Journalism, including science journalism, is confronted with massive upheavals: digitization and other technical innovations, the spread of social media, and the increasing power of intermediaries such as Google or Facebook and the associated dependencies. Because of social media, businesses such as افضل شركه تنظيف بالبخار بجده can be known worldwide.
Over the past few years, this has had rapid effects on working conditions, understanding of roles and practices, as well as on the technical, legal, normative, and cultural framework conditions of journalism. At the same time, the position of journalism in public communication and thus possibly also its social function has changed. These developments have also been the focus of research for around 20 years. The scientific attention to media change can be explained, among other things, by the special role that journalistic work plays or should play for society – the description of journalism as a social corrective and as a “fourth estate” is well known.
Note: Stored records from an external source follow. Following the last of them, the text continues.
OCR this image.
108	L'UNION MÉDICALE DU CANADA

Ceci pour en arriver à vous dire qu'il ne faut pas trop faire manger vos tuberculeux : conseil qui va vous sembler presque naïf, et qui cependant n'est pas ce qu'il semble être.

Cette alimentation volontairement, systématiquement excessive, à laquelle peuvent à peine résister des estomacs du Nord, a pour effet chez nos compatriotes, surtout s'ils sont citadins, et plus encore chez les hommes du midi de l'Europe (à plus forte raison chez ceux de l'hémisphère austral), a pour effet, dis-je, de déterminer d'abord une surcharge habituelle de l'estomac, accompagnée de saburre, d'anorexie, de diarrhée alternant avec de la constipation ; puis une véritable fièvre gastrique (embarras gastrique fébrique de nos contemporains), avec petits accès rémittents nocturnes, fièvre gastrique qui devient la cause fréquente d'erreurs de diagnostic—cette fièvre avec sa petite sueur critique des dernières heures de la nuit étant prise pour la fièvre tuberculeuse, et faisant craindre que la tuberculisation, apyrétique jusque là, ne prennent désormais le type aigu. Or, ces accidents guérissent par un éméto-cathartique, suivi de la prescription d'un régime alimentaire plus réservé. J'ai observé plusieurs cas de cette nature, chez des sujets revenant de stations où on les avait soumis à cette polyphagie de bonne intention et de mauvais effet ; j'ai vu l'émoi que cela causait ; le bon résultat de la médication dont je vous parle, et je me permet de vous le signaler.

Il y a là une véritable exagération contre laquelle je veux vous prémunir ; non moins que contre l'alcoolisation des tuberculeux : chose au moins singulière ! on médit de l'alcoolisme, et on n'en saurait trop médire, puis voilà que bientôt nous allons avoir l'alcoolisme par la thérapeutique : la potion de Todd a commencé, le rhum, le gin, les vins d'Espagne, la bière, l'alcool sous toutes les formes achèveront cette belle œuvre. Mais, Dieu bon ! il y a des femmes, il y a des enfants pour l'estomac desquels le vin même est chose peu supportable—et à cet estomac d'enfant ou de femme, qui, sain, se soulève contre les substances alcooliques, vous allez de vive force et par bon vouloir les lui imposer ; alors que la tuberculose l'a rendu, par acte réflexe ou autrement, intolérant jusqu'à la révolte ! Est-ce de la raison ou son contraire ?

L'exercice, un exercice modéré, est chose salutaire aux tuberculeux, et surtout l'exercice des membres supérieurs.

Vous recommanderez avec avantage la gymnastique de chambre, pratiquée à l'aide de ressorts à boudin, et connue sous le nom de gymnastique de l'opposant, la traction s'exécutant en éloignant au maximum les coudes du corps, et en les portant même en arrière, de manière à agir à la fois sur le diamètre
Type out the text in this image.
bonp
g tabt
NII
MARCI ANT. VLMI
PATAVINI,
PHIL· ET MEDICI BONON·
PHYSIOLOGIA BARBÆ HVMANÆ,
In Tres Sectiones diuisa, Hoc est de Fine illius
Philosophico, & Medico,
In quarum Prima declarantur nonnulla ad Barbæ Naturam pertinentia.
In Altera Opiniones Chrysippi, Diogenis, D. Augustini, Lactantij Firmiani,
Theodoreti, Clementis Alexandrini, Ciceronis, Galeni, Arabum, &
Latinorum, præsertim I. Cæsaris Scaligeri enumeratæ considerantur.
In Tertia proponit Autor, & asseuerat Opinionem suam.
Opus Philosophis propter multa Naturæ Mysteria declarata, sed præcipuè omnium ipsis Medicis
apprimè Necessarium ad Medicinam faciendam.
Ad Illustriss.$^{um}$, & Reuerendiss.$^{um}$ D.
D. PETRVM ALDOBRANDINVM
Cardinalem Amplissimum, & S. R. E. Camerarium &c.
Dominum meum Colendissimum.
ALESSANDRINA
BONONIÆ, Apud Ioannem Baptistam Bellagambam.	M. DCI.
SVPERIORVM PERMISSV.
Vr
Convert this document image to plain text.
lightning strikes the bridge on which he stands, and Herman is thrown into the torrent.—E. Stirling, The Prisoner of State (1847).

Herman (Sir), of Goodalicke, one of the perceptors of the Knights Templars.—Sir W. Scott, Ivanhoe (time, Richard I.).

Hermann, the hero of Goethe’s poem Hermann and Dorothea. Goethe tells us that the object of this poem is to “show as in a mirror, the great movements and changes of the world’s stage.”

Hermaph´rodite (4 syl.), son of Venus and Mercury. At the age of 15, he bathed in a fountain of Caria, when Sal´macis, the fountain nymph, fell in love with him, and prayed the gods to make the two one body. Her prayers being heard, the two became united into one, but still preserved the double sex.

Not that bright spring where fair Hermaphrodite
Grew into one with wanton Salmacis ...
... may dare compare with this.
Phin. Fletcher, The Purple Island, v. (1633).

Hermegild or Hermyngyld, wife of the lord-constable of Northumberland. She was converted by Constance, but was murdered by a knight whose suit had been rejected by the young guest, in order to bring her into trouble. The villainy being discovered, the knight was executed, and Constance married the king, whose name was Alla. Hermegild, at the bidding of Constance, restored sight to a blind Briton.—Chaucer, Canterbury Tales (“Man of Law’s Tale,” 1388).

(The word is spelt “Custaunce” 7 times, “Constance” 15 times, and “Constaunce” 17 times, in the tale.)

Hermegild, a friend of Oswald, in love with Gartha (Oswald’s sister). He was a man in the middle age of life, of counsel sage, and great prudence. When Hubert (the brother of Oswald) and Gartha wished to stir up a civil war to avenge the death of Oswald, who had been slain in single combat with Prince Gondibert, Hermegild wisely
Competitors in the news market
Before the advent of digital media, journalism was undoubtedly the central basis for informed decision-making and social opinion-forming. As gatekeepers, media representatives decided largely exclusively about which topics entered the public discourse in which way, conveyed via the press, radio, or TV. The media change has dissolved the traditional order of the press and radio. This applies to all types of media and departments, including science journalism.
How is journalism responding to this challenge?
Many media are making use of the technical possibilities themselves and are increasingly communicating via a variety of channels and cross-media, in multiple and often interactive formats. In doing so, they create new competitive relationships with one another, for example when the press, which was previously reduced to images and text, now also offers videos online. Then there is the competition with content that non-journalists publish via various channels especially on Facebook, Twitter, Instagram, and Reddit as well as in blogs and forums and thus try to influence the formation of public opinion. This applies to communication between laypeople and experts alike, especially when it comes to scientific subjects such as vaccination. Laypeople in particular use science journalism online. In addition, professional communicators from business, politics, or science use a whole range of digital media, with which they often communicate without journalism.